Colletotrichum musae

Scientific classification
- Domain: Eukaryota
- Kingdom: Fungi
- Division: Ascomycota
- Class: Sordariomycetes
- Order: Glomerellales
- Family: Glomerellaceae
- Genus: Colletotrichum
- Species: C. musae
- Binomial name: Colletotrichum musae (Berk. & M.A.Curtis) Arx, (1957)

= Colletotrichum musae =

- Genus: Colletotrichum
- Species: musae
- Authority: (Berk. & M.A.Curtis) Arx, (1957)

Species of fungus

Colletotrichum musae is a plant pathogen primarily affecting the genus Musa, which includes bananas and plantains. It is best known as a cause of anthracnose (the black and brown spots) indicating ripeness on bananas.

== Symptoms ==
Symptoms appear as dark brown/black lesions on green fruit. On yellow fruit these lesions increase in size, orange fungal growth can be found in centre of lesions.
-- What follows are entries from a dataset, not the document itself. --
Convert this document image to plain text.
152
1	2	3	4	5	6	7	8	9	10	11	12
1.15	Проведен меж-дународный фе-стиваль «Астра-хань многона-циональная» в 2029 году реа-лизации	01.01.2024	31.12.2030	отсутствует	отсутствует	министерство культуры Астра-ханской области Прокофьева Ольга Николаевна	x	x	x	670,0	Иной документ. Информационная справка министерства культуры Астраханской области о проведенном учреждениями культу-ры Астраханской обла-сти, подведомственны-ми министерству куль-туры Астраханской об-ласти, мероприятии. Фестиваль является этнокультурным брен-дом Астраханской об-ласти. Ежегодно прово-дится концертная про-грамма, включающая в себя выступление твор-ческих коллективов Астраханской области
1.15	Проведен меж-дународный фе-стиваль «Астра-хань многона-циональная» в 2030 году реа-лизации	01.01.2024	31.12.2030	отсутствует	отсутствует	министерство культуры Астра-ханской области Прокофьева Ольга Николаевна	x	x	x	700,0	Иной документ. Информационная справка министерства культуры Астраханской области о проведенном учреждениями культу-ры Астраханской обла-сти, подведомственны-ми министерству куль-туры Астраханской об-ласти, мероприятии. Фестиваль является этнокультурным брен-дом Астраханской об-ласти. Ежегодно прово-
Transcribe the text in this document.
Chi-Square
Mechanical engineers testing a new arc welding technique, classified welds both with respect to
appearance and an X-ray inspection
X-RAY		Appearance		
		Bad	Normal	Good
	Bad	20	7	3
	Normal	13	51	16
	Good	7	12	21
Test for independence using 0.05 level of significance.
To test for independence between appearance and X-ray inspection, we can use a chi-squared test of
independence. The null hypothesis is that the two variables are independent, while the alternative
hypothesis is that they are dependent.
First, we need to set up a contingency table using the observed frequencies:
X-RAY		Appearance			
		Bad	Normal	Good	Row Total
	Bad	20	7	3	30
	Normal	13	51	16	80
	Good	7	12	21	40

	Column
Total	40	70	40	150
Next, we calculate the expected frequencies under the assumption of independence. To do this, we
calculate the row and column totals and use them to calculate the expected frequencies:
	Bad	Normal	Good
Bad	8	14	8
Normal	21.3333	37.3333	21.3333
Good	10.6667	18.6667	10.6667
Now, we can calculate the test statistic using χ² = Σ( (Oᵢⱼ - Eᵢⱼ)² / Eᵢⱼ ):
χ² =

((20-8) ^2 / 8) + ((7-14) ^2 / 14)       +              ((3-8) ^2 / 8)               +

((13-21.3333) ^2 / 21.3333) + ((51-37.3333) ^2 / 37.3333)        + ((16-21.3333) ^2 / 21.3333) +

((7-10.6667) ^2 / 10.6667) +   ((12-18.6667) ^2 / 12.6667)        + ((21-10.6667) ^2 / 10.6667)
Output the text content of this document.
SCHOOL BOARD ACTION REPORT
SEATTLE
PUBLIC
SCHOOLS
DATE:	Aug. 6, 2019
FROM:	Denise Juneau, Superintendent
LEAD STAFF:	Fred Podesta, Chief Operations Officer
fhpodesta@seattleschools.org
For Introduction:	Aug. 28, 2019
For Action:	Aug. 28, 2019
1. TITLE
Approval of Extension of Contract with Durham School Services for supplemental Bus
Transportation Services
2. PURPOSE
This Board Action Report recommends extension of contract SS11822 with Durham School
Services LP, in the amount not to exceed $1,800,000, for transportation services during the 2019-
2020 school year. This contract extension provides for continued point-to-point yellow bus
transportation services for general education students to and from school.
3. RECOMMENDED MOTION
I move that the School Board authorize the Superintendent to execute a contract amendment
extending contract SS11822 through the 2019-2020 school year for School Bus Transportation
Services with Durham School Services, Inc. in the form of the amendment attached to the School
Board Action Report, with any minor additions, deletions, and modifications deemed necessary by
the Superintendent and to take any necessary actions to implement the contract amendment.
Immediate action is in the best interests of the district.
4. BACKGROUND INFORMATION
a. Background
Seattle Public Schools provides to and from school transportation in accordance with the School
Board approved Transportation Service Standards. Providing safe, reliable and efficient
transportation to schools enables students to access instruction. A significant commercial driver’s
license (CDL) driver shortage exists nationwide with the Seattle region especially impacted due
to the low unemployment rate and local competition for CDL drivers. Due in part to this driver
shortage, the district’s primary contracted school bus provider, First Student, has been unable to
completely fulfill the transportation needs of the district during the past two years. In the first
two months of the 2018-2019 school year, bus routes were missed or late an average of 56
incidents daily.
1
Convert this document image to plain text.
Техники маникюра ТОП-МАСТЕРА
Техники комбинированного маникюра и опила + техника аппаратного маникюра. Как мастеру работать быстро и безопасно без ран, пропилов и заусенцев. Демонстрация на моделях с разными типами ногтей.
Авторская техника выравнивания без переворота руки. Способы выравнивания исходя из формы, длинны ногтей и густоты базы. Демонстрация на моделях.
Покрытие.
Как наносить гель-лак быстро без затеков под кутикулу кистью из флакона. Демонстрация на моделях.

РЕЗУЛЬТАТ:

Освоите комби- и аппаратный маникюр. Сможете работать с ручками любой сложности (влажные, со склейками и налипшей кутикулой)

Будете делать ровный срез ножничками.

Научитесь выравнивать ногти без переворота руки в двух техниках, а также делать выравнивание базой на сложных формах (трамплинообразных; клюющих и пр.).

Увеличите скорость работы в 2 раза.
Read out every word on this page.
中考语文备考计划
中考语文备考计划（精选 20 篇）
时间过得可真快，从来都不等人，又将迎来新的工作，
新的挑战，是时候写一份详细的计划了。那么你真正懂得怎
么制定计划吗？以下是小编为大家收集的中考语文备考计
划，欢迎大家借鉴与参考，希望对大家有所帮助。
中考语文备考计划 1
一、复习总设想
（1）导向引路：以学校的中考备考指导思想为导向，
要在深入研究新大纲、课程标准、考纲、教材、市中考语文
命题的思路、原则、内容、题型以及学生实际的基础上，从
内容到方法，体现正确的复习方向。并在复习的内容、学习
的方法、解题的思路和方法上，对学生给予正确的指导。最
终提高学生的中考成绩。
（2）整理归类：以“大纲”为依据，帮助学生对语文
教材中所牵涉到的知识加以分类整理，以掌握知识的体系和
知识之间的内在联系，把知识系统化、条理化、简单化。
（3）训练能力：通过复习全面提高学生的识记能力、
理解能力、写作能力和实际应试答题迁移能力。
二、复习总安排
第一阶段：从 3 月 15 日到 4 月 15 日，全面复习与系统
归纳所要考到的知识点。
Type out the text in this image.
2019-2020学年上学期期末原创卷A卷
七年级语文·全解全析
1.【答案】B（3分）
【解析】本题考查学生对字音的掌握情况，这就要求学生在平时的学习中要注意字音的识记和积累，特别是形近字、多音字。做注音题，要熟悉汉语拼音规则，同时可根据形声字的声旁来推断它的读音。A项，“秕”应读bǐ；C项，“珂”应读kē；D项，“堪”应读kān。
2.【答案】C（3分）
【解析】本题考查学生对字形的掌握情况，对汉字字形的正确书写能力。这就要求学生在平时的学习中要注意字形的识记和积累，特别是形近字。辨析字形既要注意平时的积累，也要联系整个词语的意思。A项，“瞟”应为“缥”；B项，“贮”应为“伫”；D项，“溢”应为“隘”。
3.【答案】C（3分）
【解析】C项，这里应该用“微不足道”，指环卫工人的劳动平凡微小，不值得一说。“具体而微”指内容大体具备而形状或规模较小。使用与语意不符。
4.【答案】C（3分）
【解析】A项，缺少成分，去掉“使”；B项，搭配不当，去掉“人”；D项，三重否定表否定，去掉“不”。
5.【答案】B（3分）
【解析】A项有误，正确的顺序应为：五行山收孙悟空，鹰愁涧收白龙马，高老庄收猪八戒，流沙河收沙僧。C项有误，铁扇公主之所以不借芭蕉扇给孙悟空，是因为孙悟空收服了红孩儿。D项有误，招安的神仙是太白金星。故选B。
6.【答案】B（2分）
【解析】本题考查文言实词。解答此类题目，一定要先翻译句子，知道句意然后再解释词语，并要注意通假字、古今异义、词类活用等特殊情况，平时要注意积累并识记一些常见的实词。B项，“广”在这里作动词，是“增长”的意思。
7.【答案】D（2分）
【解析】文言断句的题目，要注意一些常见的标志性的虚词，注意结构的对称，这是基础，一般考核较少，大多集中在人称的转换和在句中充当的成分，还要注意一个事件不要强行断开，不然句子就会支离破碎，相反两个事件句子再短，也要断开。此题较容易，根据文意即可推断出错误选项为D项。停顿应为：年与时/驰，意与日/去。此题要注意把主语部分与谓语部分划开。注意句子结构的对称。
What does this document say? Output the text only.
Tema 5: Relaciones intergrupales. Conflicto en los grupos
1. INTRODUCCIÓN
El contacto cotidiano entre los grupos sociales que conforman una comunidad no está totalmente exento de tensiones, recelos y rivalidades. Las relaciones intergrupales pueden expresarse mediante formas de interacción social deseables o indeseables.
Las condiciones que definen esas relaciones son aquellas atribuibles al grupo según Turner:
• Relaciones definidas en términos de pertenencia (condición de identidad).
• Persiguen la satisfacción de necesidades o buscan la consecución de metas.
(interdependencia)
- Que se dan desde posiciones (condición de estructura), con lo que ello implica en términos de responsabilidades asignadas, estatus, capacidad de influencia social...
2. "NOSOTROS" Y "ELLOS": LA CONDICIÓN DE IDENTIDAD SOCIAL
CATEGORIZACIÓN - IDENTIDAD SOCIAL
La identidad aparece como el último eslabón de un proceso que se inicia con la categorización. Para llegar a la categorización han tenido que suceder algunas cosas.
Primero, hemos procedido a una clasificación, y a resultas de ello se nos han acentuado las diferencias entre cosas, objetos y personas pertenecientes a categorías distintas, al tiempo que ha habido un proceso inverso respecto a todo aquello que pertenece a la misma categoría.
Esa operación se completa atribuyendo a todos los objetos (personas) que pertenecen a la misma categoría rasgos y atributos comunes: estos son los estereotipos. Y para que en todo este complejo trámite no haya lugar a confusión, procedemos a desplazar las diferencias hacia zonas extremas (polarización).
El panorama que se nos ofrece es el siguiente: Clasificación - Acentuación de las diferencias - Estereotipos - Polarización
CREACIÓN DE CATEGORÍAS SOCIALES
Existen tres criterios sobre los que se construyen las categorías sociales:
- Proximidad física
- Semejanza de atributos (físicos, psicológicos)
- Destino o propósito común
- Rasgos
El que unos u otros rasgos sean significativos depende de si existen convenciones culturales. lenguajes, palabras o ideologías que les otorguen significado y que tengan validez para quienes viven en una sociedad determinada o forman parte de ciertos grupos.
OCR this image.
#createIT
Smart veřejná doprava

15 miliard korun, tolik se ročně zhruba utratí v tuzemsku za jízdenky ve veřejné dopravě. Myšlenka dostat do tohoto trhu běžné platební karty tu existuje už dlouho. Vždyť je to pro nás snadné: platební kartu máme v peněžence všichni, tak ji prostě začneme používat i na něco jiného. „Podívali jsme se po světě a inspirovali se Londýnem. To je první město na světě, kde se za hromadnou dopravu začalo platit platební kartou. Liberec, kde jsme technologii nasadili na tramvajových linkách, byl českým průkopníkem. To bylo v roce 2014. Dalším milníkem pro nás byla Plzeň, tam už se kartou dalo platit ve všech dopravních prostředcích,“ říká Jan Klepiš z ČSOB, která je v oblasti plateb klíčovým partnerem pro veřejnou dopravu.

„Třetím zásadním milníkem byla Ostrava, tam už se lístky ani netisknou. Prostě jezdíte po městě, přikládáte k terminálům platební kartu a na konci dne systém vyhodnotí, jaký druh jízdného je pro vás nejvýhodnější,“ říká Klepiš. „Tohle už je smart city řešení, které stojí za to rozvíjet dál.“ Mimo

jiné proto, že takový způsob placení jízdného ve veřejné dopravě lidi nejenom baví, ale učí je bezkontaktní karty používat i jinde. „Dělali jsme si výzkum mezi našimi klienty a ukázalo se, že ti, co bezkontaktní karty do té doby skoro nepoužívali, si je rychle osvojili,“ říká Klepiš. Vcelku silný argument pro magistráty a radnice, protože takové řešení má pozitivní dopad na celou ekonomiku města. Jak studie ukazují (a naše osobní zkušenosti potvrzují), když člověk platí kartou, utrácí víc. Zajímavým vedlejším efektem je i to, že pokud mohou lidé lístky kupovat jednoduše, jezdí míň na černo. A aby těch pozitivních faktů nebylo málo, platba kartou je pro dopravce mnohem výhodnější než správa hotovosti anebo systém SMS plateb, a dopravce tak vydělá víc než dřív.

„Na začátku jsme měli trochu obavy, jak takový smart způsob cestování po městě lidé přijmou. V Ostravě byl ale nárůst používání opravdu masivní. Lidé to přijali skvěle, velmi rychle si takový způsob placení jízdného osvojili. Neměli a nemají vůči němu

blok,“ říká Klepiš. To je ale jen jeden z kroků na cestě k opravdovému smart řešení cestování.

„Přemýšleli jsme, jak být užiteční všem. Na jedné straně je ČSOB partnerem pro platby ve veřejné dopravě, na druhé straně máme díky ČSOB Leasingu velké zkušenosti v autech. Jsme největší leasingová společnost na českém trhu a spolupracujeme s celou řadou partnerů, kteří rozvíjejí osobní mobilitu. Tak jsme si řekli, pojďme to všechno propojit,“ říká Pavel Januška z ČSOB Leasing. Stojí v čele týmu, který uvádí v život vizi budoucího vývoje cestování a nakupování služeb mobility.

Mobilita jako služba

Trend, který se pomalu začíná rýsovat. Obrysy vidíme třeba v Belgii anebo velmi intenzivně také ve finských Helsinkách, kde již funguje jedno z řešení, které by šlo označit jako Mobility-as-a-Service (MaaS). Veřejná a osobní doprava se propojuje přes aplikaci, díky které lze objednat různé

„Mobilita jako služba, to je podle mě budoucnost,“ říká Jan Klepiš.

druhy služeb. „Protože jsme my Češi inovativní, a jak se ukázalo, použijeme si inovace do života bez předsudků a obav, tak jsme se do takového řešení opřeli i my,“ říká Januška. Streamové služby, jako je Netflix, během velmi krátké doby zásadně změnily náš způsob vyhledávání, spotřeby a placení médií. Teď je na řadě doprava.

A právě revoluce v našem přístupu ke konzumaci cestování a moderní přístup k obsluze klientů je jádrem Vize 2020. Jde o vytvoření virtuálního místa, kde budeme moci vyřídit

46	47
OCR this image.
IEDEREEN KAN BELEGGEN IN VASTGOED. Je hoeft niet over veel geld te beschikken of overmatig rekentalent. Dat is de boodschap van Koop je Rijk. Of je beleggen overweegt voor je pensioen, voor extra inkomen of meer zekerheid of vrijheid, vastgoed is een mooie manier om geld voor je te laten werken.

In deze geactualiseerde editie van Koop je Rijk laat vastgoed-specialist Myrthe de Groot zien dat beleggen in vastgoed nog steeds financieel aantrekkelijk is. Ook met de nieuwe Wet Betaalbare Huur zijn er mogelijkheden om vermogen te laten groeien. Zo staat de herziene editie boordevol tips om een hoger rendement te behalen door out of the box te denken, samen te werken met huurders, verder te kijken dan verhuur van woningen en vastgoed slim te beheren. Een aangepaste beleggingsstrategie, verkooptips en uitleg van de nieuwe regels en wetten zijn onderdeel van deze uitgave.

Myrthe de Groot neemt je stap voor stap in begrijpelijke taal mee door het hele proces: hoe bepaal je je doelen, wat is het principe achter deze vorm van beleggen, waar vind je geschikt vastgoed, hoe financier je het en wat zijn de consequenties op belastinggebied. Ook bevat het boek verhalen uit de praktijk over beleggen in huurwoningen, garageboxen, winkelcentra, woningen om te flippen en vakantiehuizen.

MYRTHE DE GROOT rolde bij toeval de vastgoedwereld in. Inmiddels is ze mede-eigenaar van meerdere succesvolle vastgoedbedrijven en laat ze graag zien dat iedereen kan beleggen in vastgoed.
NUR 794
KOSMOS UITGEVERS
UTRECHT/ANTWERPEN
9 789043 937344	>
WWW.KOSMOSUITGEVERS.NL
Symptoms can also be found on the tips of fruit. Symptoms also include premature ripening of fruit.

== Management ==
The CABI-led programme, Plantwise recommend several methods to prevent the spread of the disease. These include; covering emerging fruit in plastic coverings and avoiding damage during harvest, removal of decaying parts and weeds of non-crop species to reduce favourable humid conditions for fungal infection.

Plantwise also recommends sufficient irrigation and draining of plantations to reduce unnecessary conditions which favour fungi.